Equal Legendre symbols.

Question

Any hints for proving that if $p$ and $q$ are odd primes such that $p=4a+q$ for some integer $a$ then $\left(\frac{a}{p}\right) = \left(\frac{a}{q}\right)$? I have tried using quadratic reciprocity but I don't seem to get to any answer, I suspect it has something to do with the fact that $p\equiv q \text{ } ( \text{ mod } 4) $ but I don't know how to use this fact. I can use any result given on a first number theory course.
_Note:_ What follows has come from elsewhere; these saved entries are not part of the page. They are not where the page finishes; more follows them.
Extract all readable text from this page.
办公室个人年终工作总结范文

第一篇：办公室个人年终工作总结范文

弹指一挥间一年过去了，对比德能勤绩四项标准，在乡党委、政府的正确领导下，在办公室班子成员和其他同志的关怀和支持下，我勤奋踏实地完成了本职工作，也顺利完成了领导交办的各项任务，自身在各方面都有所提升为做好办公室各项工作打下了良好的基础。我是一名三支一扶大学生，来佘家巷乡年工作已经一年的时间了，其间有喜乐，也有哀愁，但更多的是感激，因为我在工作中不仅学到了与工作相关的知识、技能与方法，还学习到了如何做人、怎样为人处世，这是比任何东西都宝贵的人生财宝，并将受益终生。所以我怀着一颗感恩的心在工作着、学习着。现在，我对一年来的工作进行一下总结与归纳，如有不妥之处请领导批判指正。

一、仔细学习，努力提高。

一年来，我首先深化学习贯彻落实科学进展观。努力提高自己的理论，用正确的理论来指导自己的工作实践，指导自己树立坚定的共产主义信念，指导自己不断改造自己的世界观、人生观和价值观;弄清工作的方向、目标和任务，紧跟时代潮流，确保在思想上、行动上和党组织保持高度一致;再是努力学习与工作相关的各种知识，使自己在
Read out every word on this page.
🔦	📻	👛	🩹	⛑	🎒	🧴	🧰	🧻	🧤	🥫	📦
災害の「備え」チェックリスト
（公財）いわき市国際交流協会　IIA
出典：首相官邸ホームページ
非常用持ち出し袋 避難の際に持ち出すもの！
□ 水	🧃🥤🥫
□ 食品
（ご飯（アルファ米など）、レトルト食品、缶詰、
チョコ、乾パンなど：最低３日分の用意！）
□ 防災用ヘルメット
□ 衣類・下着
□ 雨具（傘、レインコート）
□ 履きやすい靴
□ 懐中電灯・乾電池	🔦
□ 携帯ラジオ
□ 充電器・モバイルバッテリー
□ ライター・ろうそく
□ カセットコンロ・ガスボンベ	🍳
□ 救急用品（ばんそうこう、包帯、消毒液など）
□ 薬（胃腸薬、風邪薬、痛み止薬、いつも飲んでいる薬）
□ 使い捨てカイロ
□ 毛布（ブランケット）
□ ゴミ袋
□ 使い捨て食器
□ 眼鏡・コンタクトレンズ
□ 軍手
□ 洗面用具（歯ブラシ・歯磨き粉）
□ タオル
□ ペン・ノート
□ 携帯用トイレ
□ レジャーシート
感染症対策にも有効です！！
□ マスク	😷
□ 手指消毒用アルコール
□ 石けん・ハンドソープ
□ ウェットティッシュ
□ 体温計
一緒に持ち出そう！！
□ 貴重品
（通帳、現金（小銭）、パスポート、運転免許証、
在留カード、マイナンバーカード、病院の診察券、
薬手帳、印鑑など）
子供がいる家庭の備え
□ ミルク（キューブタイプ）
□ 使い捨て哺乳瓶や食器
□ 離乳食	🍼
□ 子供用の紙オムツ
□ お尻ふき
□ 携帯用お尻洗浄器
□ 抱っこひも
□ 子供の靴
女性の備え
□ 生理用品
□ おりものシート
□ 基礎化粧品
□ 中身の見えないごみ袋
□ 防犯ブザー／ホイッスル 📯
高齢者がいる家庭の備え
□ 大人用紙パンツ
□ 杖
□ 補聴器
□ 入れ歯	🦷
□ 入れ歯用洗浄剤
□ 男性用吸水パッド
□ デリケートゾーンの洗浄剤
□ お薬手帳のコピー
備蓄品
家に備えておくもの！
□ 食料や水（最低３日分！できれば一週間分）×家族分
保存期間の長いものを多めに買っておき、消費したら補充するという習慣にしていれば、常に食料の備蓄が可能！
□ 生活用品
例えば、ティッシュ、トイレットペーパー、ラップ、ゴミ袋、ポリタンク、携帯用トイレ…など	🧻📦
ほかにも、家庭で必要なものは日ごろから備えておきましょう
So far i have this: Since $p$ is congruent to $4a$ modulo $q$ then $\left( \frac{p}{q}\right) = \left( \frac{4a}{q}\right) = \left( \frac{4}{q}\right) \left(\frac{a}{q}\right)$. Similarly $\left(\frac{q}{p}\right) = \left(\frac{-4a}{p}\right) = \left( \frac{-1}{p}\right)\left(\frac{4}{p}\right)\left(\frac{a}{p}\right)$. Then $\left(\frac{p}{q}\right)\left(\frac{q}{p}\right) = \left(\frac{4}{q}\right)\left(\frac{a}{q}\right)\left(\frac{-1}{p}\right)\left(\frac{4}{p}\right)\left(\frac{a}{p}\right)$. Thus, by quadratic reciprocity, $(-1)^{\frac{p-1}{2}\frac{q-1}{2}} = \left(\frac{4}{q}\right)\left(\frac{a}{q}\right)\left(\frac{-1}{p}\right)\left(\frac{4}{p}\right)\left(\frac{a}{p}\right)$, but $\frac{p-1}{2}\frac{q-1}{2}=2a+\left(\frac{q-1}{2}\right)^2$, so $\left(\frac{4}{q}\right)\left(\frac{a}{q}\right)\left(\frac{-1}{p}\right)\left(\frac{4}{p}\right)\left(\frac{a}{p}\right) = (-1)^{\left(\frac{q-1}{2}\right)^2}$.

Answer 1

From what I can see you have already shown that $$\left(\frac{p}{q}\right)=\left(\frac{a}{q}\right)$$ Further, $$\left(\frac{q}{p}\right)=\left(\frac{-1}{p}\right)\left(\frac{a}{p}\right)$$ Since $$\left(\frac{q}{p}\right)=\begin{cases} -\left(\frac{p}{q}\right) &\text{if }p\equiv q\equiv 3\mod 4\\ \left(\frac{p}{q}\right) & \text{if } p\equiv 1\mod 4\text{ or }q\equiv 1\mod 4 \end{cases}$$ and $$\left(\frac{-1}{p}\right)=\begin{cases} +1 & \text{if }p\equiv 1\mod 4\\ -1 & \text{if }q\equiv 3\mod 4 \end{cases}$$ The answer follows from the fact that $p\equiv q\mod 4$